Finding: Sub-50% Win Rates Are Expected
Models use high R-multiple strategies — win rate < 50% but avg win >> avg loss. Example: CNM_1Hour has 46.7% win rate but PF=1.80 because avg win ($138.86) is 2.05x avg loss ($67.61). This is normal in quantitative trading.
Feature Defaults (DO NOT CHANGE)
| Feature Group | Count | Default | Training Value | Why Default Is Better |
|---|
| Intraday | 4 | 0.5 | step % 390 / 390 | Training pattern uses per-episode step counter that can't be replicated in backtest |
| Account state | 3 | 0.0/0.5/0.0 | Dynamic P&L/win_rate/drawdown | Episode dynamics (4096 envs, ~400 steps) don't match single-pass backtest |
| Position sizing | 3 | 0.0/1.0/0.0 | Dynamic position/capital state | Same episode dynamics issue |
| Regime bars | 3 | 0.0 | Dynamic 0-1.0 duration | Infrastructure exists but requires GPU Markov system |
| Calendar | 7 | 0.5 fallback | Real calendar data | Usually works; 0.5 is safety fallback |
Experiment Results (2026-03-23)
- Control: All defaults → CNM_1Hour PF=1.80, Win Rate=46.7%, 30 trades
- Real timestamps for intraday: PF=1.01, Win Rate=38.0%, 50 trades — DEGRADED
- step%390 for intraday: PF=0.81, Win Rate=41.5%, 41 trades — DEGRADED
- Dynamic account state: PF=0.91, Win Rate=35.0%, 20 trades — DEGRADED
- Only regime bars: PF=1.80, Win Rate=46.7%, 30 trades — NO EFFECT (GPU Markov not loaded)
Walk-Forward Batch Fix
scripts/run_backtest.py: --all --walk-forward N was silently running single-pass backtests because run_all_models() ignored the walk_forward parameter.
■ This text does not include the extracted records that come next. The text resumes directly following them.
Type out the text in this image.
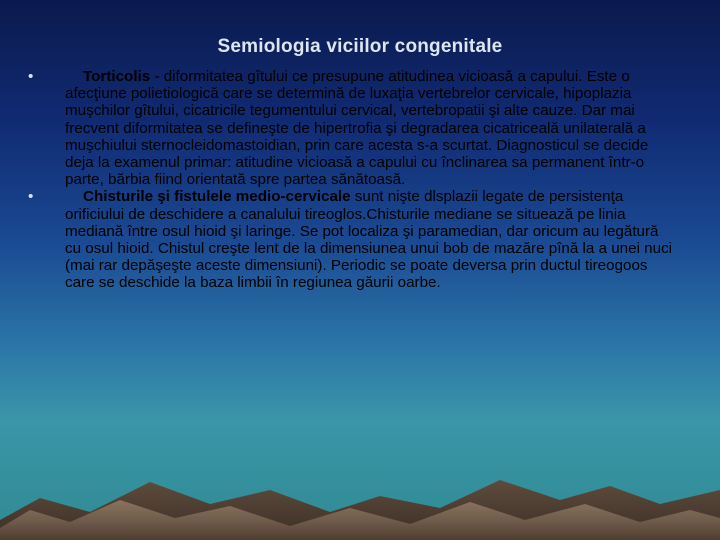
Semiologia viciilor congenitale

•	Torticolis - diformitatea gîtului ce presupune atitudinea vicioasă a capului. Este o afecţiune polietiologică care se determină de luxaţia vertebrelor cervicale, hipoplazia muşchilor gîtului, cicatricile tegumentului cervical, vertebropatii şi alte cauze. Dar mai frecvent diformitatea se defineşte de hipertrofia şi degradarea cicatricealǎ unilaterală a muşchiului sternocleidomastoidian, prin care acesta s-a scurtat. Diagnosticul se decide deja la examenul primar: atitudine vicioasă a capului cu înclinarea sa permanent într-o parte, bărbia fiind orientată spre partea sănătoasă.

•	Chisturile şi fistulele medio-cervicale sunt nişte dlsplazii legate de persistenţa orificiului de deschidere a canalului tireoglos.Chisturile mediane se situează pe linia mediană între osul hioid şi laringe. Se pot localiza şi paramedian, dar oricum au legătură cu osul hioid. Chistul creşte lent de la dimensiunea unui bob de mazăre pînă la a unei nuci (mai rar depăşeşte aceste dimensiuni). Periodic se poate deversa prin ductul tireogoos care se deschide la baza limbii în regiunea găurii oarbe.
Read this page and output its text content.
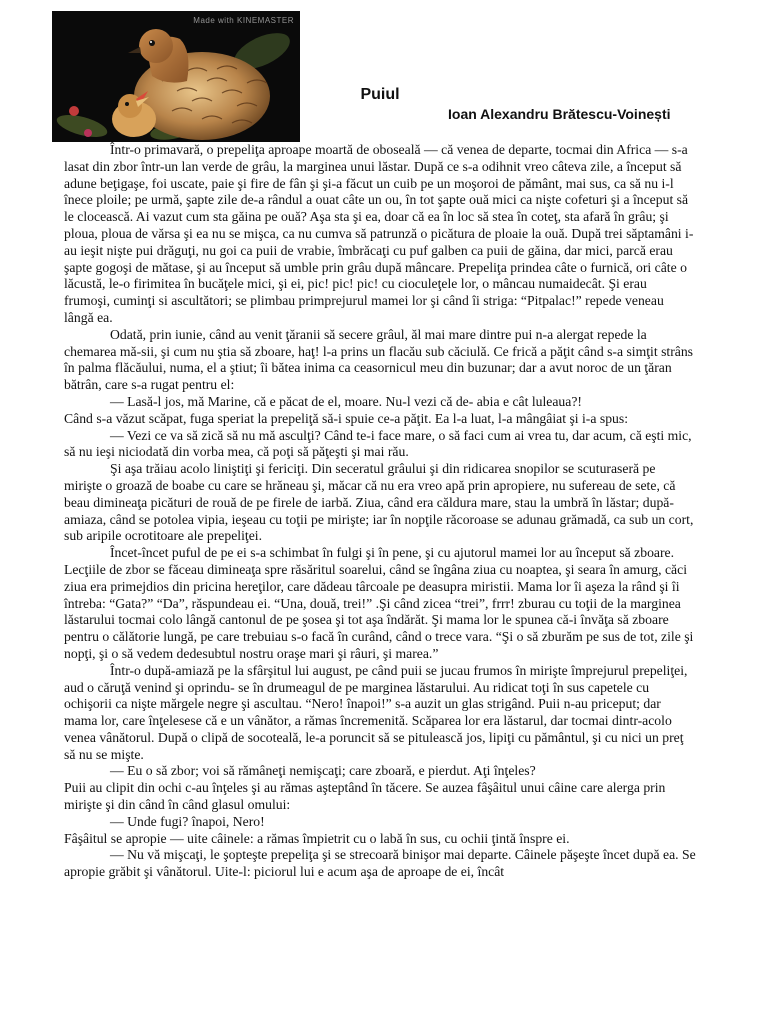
Made with KINEMASTER
Puiul
Ioan Alexandru Brătescu-Voinești

Într-o primavară, o prepeliţa aproape moartă de oboseală — că venea de departe, tocmai din Africa — s-a lasat din zbor într-un lan verde de grâu, la marginea unui lăstar. După ce s-a odihnit vreo câteva zile, a început să adune beţigaşe, foi uscate, paie şi fire de fân şi şi-a făcut un cuib pe un moşoroi de pământ, mai sus, ca să nu i-l înece ploile; pe urmă, şapte zile de-a rândul a ouat câte un ou, în tot şapte ouă mici ca nişte cofeturi şi a început să le clocească. Ai vazut cum sta găina pe ouă? Aşa sta şi ea, doar că ea în loc să stea în coteţ, sta afară în grâu; şi ploua, ploua de vărsa şi ea nu se mişca, ca nu cumva să patrunză o picătura de ploaie la ouă. După trei săptamâni i-au ieşit nişte pui drăguţi, nu goi ca puii de vrabie, îmbrăcaţi cu puf galben ca puii de găina, dar mici, parcă erau şapte gogoşi de mătase, şi au început să umble prin grâu după mâncare. Prepeliţa prindea câte o furnică, ori câte o lăcustă, le-o firimitea în bucăţele mici, şi ei, pic! pic! pic! cu cioculeţele lor, o mâncau numaidecât. Şi erau frumoşi, cuminţi si ascultători; se plimbau primprejurul mamei lor şi când îi striga: “Pitpalac!” repede veneau lângă ea.

Odată, prin iunie, când au venit ţăranii să secere grâul, ăl mai mare dintre pui n-a alergat repede la chemarea mă-sii, şi cum nu ştia să zboare, haţ! l-a prins un flacău sub căciulă. Ce frică a păţit când s-a simţit strâns în palma flăcăului, numa, el a ştiut; îi bătea inima ca ceasornicul meu din buzunar; dar a avut noroc de un ţăran bătrân, care s-a rugat pentru el:

— Lasă-l jos, mă Marine, că e păcat de el, moare. Nu-l vezi că de- abia e cât luleaua?!

Când s-a văzut scăpat, fuga speriat la prepeliţă să-i spuie ce-a păţit. Ea l-a luat, l-a mângâiat şi i-a spus:

— Vezi ce va să zică să nu mă asculţi? Când te-i face mare, o să faci cum ai vrea tu, dar acum, că eşti mic, să nu ieşi niciodată din vorba mea, că poţi să păţeşti şi mai rău.

Şi aşa trăiau acolo liniştiţi şi fericiţi. Din seceratul grâului şi din ridicarea snopilor se scuturaseră pe mirişte o groază de boabe cu care se hrăneau şi, măcar că nu era vreo apă prin apropiere, nu sufereau de sete, că beau dimineaţa picături de rouă de pe firele de iarbă. Ziua, când era căldura mare, stau la umbră în lăstar; după-amiaza, când se potolea vipia, ieşeau cu toţii pe mirişte; iar în nopţile răcoroase se adunau grămadă, ca sub un cort, sub aripile ocrotitoare ale prepeliţei.

Încet-încet puful de pe ei s-a schimbat în fulgi şi în pene, şi cu ajutorul mamei lor au început să zboare. Lecţiile de zbor se făceau dimineaţa spre răsăritul soarelui, când se îngâna ziua cu noaptea, şi seara în amurg, căci ziua era primejdios din pricina hereţilor, care dădeau târcoale pe deasupra miristii. Mama lor îi aşeza la rând şi îi întreba: “Gata?” “Da”, răspundeau ei. “Una, două, trei!” .Şi când zicea “trei”, frrr! zburau cu toţii de la marginea lăstarului tocmai colo lângă cantonul de pe şosea şi tot aşa îndărăt. Şi mama lor le spunea că-i învăţa să zboare pentru o călătorie lungă, pe care trebuiau s-o facă în curând, când o trece vara. “Şi o să zburăm pe sus de tot, zile şi nopţi, şi o să vedem dedesubtul nostru oraşe mari şi râuri, şi marea.”

Într-o după-amiază pe la sfârşitul lui august, pe când puii se jucau frumos în mirişte împrejurul prepeliţei, aud o căruţă venind şi oprindu- se în drumeagul de pe marginea lăstarului. Au ridicat toţi în sus capetele cu ochişorii ca nişte mărgele negre şi ascultau. “Nero! înapoi!” s-a auzit un glas strigând. Puii n-au priceput; dar mama lor, care înţelesese că e un vânător, a rămas încremenită. Scăparea lor era lăstarul, dar tocmai dintr-acolo venea vânătorul. După o clipă de socoteală, le-a poruncit să se pitulească jos, lipiţi cu pământul, şi cu nici un preţ să nu se mişte.

— Eu o să zbor; voi să rămâneţi nemişcaţi; care zboară, e pierdut. Aţi înţeles?

Puii au clipit din ochi c-au înţeles şi au rămas aşteptând în tăcere. Se auzea fâşâitul unui câine care alerga prin mirişte şi din când în când glasul omului:

— Unde fugi? înapoi, Nero!

Fâşâitul se apropie — uite câinele: a rămas împietrit cu o labă în sus, cu ochii ţintă înspre ei.

— Nu vă mişcaţi, le şopteşte prepeliţa şi se strecoară binişor mai departe. Câinele păşeşte încet după ea. Se apropie grăbit şi vânătorul. Uite-l: piciorul lui e acum aşa de aproape de ei, încât
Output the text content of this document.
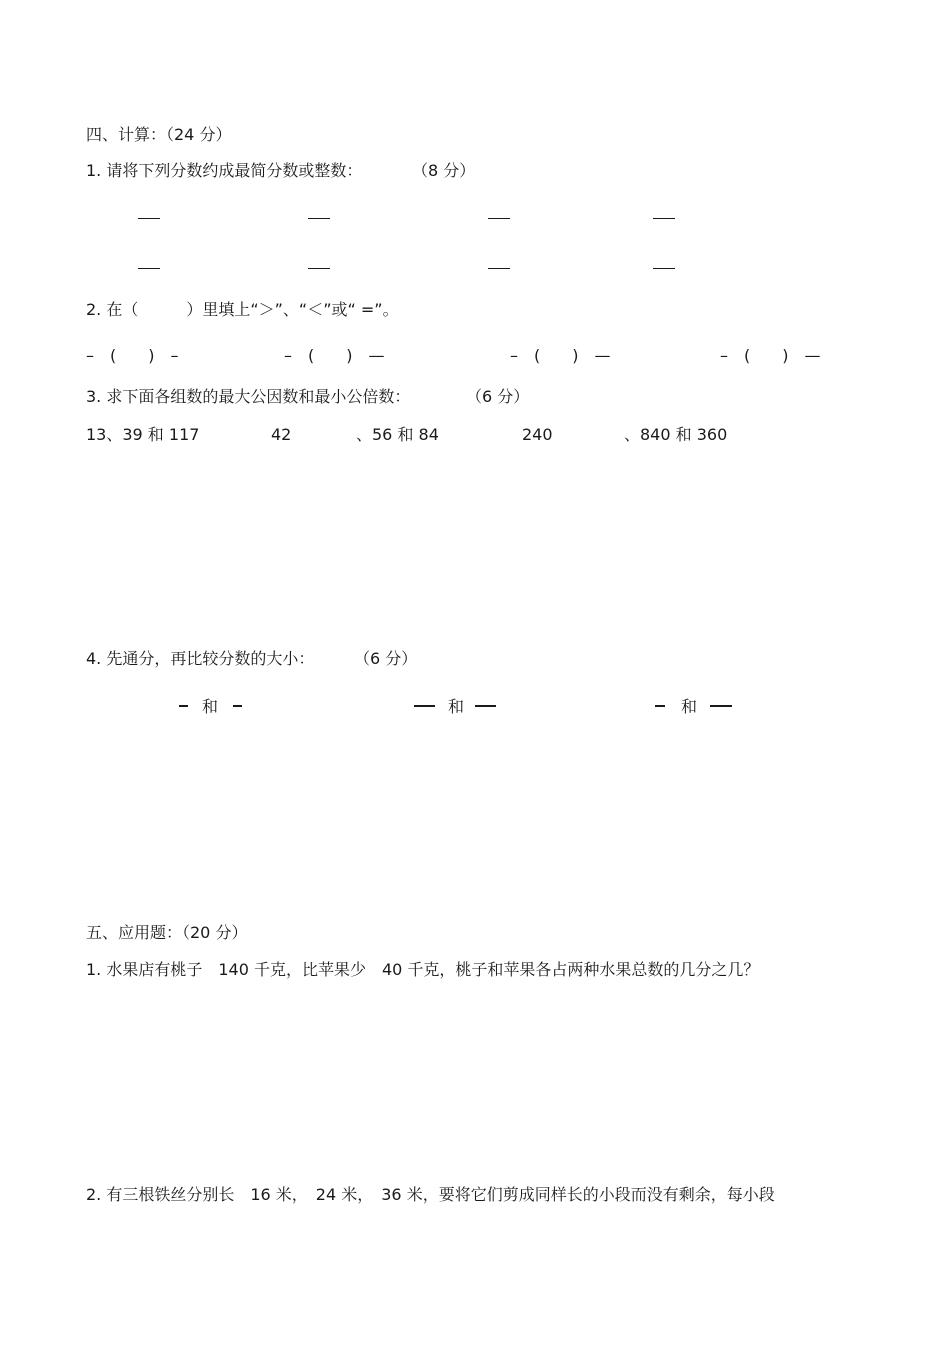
四、计算：（24 分）
1. 请将下列分数约成最简分数或整数：	（8 分）
2. 在（　　　）里填上“＞”、“＜”或“ =”。
–　(　　)　–	–　(　　)　—	–　(　　)　—	–　(　　)　—
3. 求下面各组数的最大公因数和最小公倍数：	（6 分）
13、39 和 117	42	、56 和 84	240	、840 和 360
4. 先通分，再比较分数的大小： （6 分）
和	和	和
五、应用题：（20 分）
1. 水果店有桃子　140 千克，比苹果少　40 千克，桃子和苹果各占两种水果总数的几分之几？
2. 有三根铁丝分别长　16 米，　24 米，　36 米，要将它们剪成同样长的小段而没有剩余，每小段
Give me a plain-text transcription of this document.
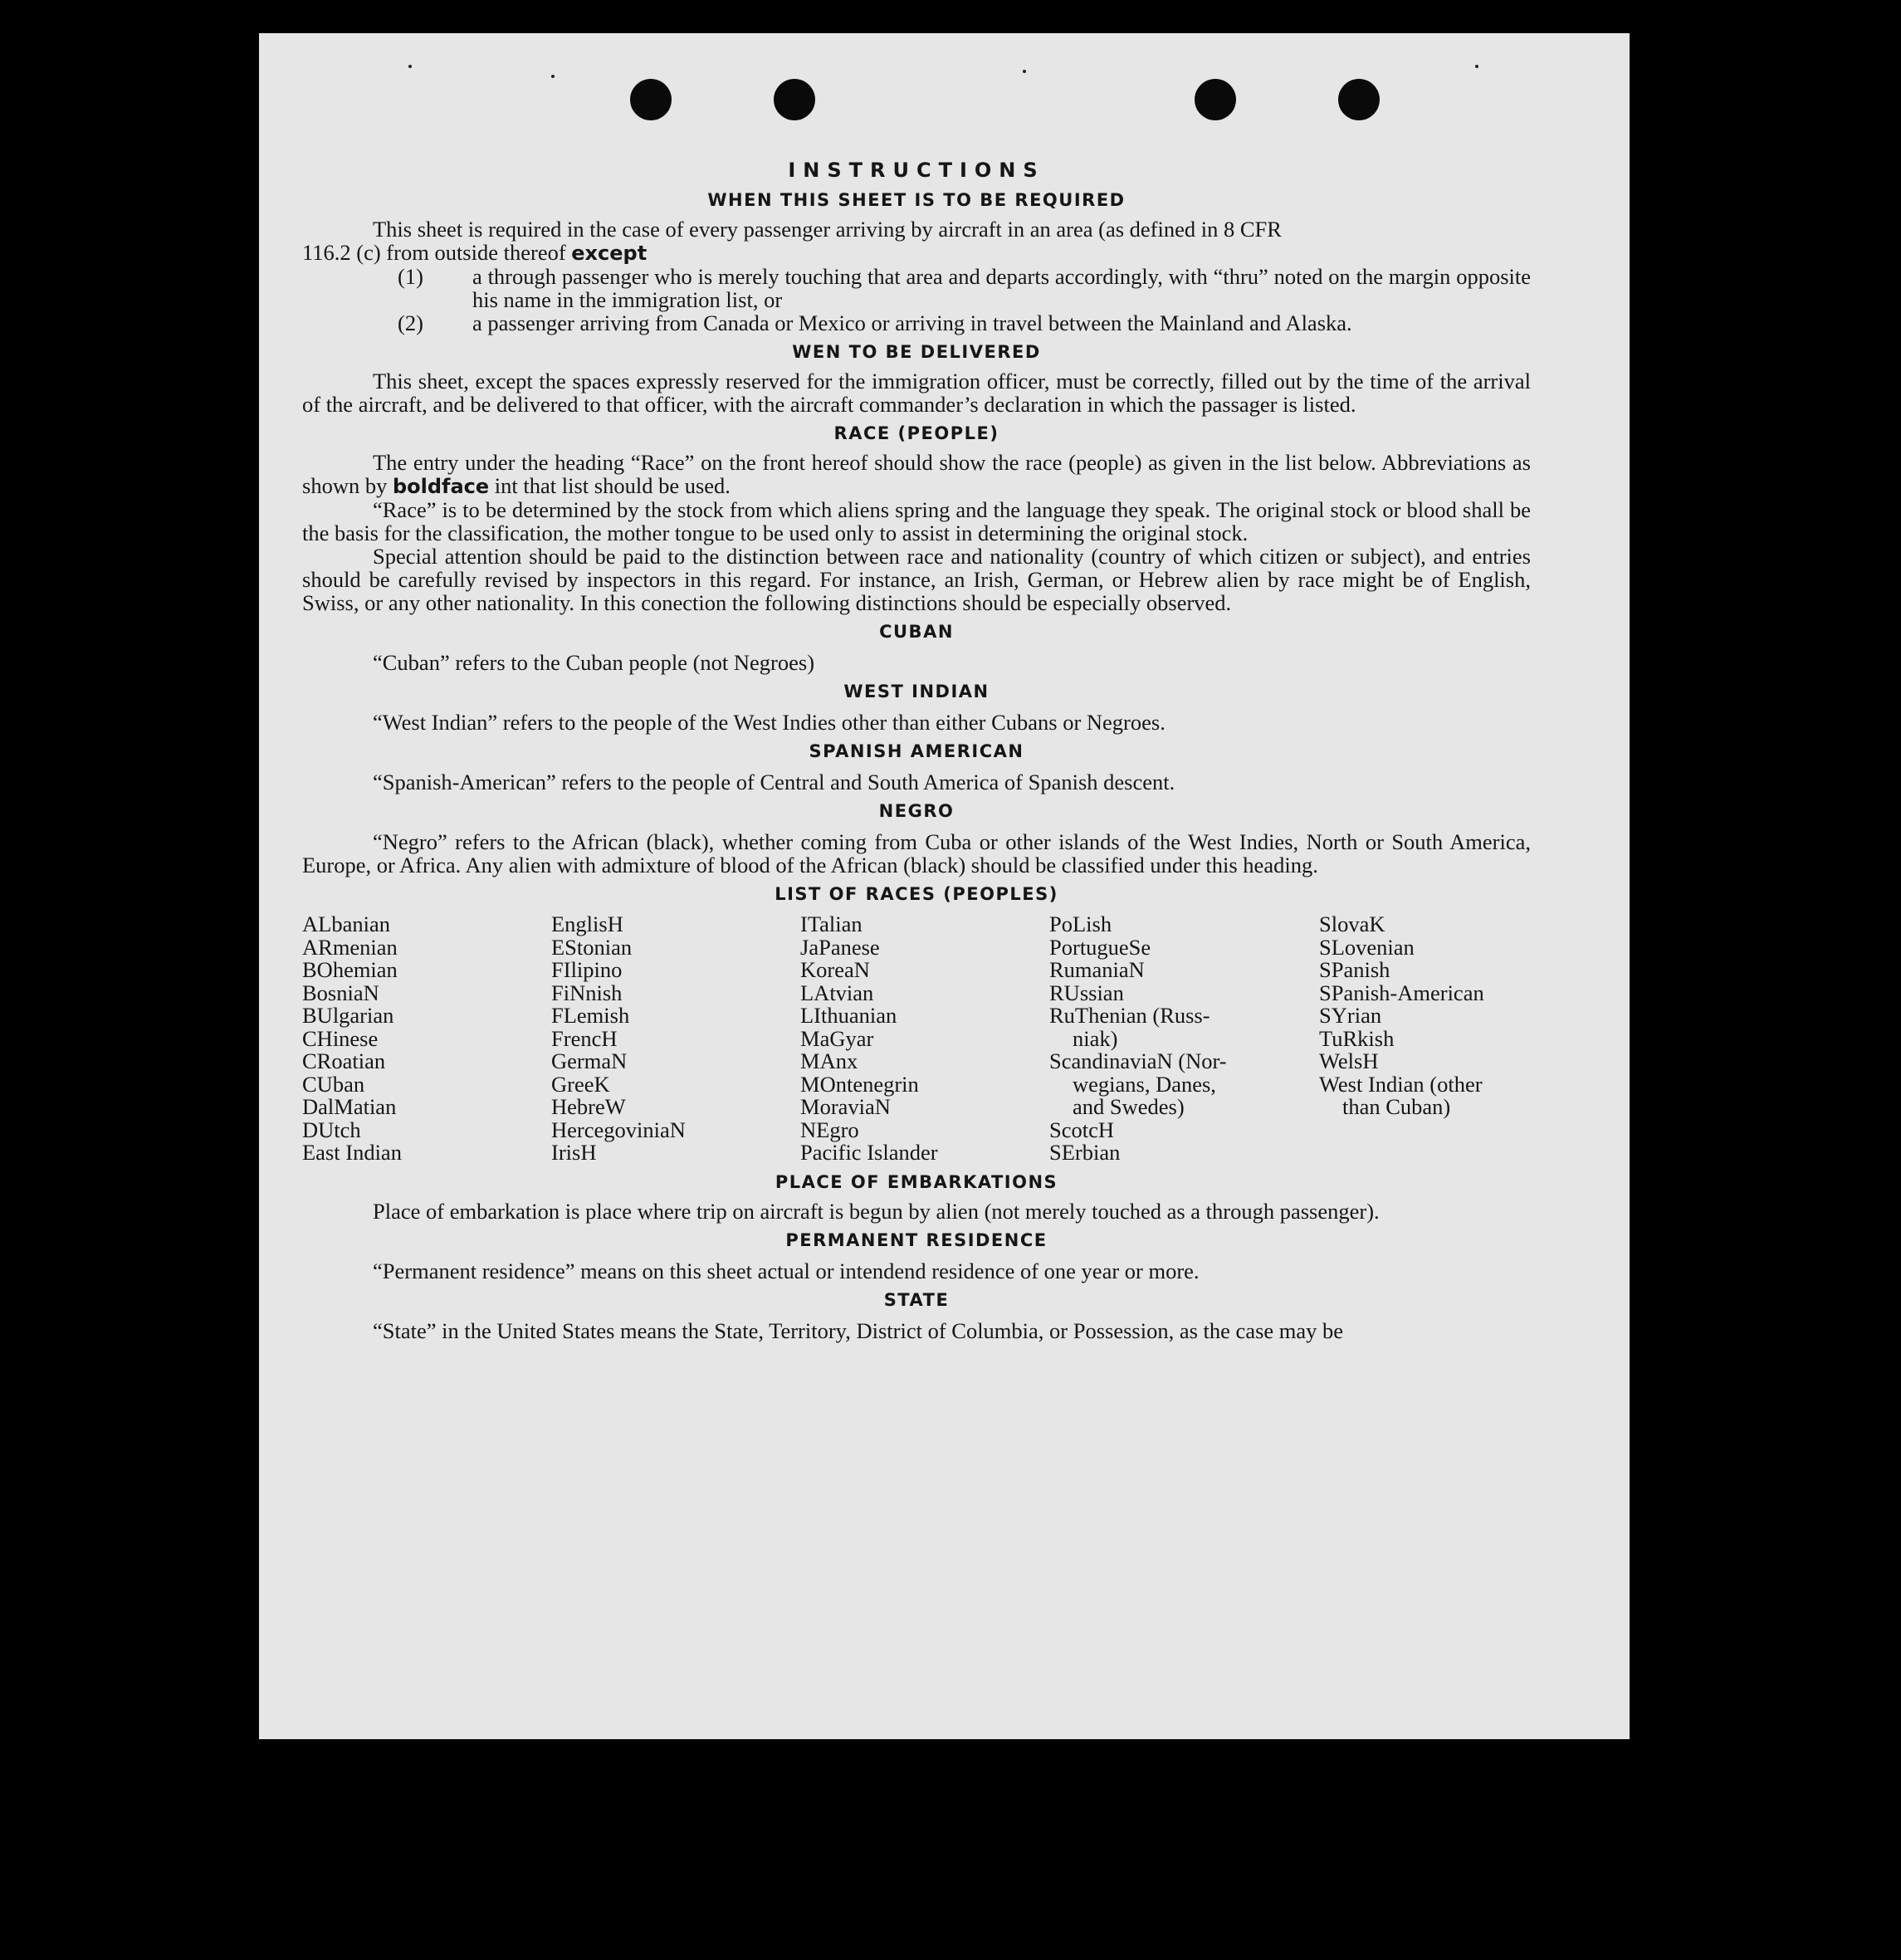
INSTRUCTIONS
WHEN THIS SHEET IS TO BE REQUIRED

This sheet is required in the case of every passenger arriving by aircraft in an area (as defined in 8 CFR

116.2 (c) from outside thereof except

(1) a through passenger who is merely touching that area and departs accordingly, with “thru” noted on the margin opposite his name in the immigration list, or
(2) a passenger arriving from Canada or Mexico or arriving in travel between the Mainland and Alaska.
WEN TO BE DELIVERED

This sheet, except the spaces expressly reserved for the immigration officer, must be correctly, filled out by the time of the arrival of the aircraft, and be delivered to that officer, with the aircraft commander’s declaration in which the passager is listed.

RACE (PEOPLE)

The entry under the heading “Race” on the front hereof should show the race (people) as given in the list below. Abbreviations as shown by boldface int that list should be used.

“Race” is to be determined by the stock from which aliens spring and the language they speak. The original stock or blood shall be the basis for the classification, the mother tongue to be used only to assist in determining the original stock.

Special attention should be paid to the distinction between race and nationality (country of which citizen or subject), and entries should be carefully revised by inspectors in this regard. For instance, an Irish, German, or Hebrew alien by race might be of English, Swiss, or any other nationality. In this conection the following distinctions should be especially observed.

CUBAN

“Cuban” refers to the Cuban people (not Negroes)

WEST INDIAN

“West Indian” refers to the people of the West Indies other than either Cubans or Negroes.

SPANISH AMERICAN

“Spanish-American” refers to the people of Central and South America of Spanish descent.

NEGRO

“Negro” refers to the African (black), whether coming from Cuba or other islands of the West Indies, North or South America, Europe, or Africa. Any alien with admixture of blood of the African (black) should be classified under this heading.

LIST OF RACES (PEOPLES)
ALbanian
ARmenian
BOhemian
BosniaN
BUlgarian
CHinese
CRoatian
CUban
DalMatian
DUtch
East Indian
EnglisH
EStonian
FIlipino
FiNnish
FLemish
FrencH
GermaN
GreeK
HebreW
HercegoviniaN
IrisH
ITalian
JaPanese
KoreaN
LAtvian
LIthuanian
MaGyar
MAnx
MOntenegrin
MoraviaN
NEgro
Pacific Islander
PoLish
PortugueSe
RumaniaN
RUssian
RuThenian (Russ-
niak)
ScandinaviaN (Nor-
wegians, Danes,
and Swedes)
ScotcH
SErbian
SlovaK
SLovenian
SPanish
SPanish-American
SYrian
TuRkish
WelsH
West Indian (other
than Cuban)
PLACE OF EMBARKATIONS

Place of embarkation is place where trip on aircraft is begun by alien (not merely touched as a through passenger).

PERMANENT RESIDENCE

“Permanent residence” means on this sheet actual or intendend residence of one year or more.

STATE

“State” in the United States means the State, Territory, District of Columbia, or Possession, as the case may be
Fixed by passing walk_forward through to run_walk_forward() per model.
Files
alpaca_trading/gpu/inference_obs_builder.py — BacktestObservationBuilder
alpaca_trading/gpu/vectorized_env.py — Training observation construction
alpaca_trading/backtest/engine.py — BacktestEngine.run()
scripts/run_backtest.py — CLI with batch walk-forward fix
Proper Fix (Future)
Would require either: (1) retraining models with backtest-compatible observation patterns, or (2) implementing full episode simulation in backtest that exactly matches training env dynamics (4096 parallel envs with random resets).